Defence Minister Peter Hultqvist told Swedish radio's current affairs show Ekot on Wednesday that Sweden had been asked to increase its troops in Iraq from 35 to 70 soldiers.
“In my view it is very reasonable that we extend our mission and also contribute more. Many other countries have done that and we should too,” he said.
The Swedish troops arrived in Iraq in August last year to join the anti-Isis coalition of around 60 countries. They have been helping to educate Kurdish soldiers on a range of measures, from urban warfare to healthcare and protection against chemical weapons.
Hultqvist and Foreign Minister Margot Wallström are expected to tell a summit of the coalition in Washington DC next week that Sweden is willing to step up its mission.

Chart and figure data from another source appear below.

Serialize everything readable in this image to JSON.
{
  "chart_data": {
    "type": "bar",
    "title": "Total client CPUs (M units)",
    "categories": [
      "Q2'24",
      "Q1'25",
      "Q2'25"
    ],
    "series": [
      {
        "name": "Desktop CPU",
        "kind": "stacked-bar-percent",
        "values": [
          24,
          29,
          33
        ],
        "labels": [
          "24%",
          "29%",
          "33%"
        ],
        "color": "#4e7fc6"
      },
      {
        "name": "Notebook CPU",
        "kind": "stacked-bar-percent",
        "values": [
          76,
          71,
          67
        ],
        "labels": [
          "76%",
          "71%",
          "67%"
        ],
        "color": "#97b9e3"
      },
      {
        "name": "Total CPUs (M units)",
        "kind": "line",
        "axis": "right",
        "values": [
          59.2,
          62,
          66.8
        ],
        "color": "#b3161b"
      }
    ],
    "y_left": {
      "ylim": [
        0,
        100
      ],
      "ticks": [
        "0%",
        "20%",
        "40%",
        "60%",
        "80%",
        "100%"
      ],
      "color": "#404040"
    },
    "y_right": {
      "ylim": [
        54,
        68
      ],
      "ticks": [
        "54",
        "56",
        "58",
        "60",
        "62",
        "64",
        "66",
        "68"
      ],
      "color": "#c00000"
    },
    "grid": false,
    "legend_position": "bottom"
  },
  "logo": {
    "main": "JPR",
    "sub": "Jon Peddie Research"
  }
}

Sweden has also been asked to contribute a medical unit. Hultqvist would not elaborate on whether he had received other requests, but added: “Of course there are many points, but these are the ones where we see we could contribute by a decision, in that case, this autumn.”
But the Swedes' presence in Iraq is not entirely uncontroversial. Some have raised concerns that it could raise the terror threat level against the Nordic country.
Thomas Hegghammer, a terror expert at the Norwegian Defence Research Establishment, told news agency TT last year that he was worried Isis could feel more threatened on the ground, which “could motivate someone to carry out violent acts to protest”.
Sweden's security police, Säpo, believes as many as 300 Swedish nationals may have travelled to the Middle East in the past years to fight alongside Isis in Syria and Iraq. Of these, 45 are understood to have died in the region and 135 returned to Sweden.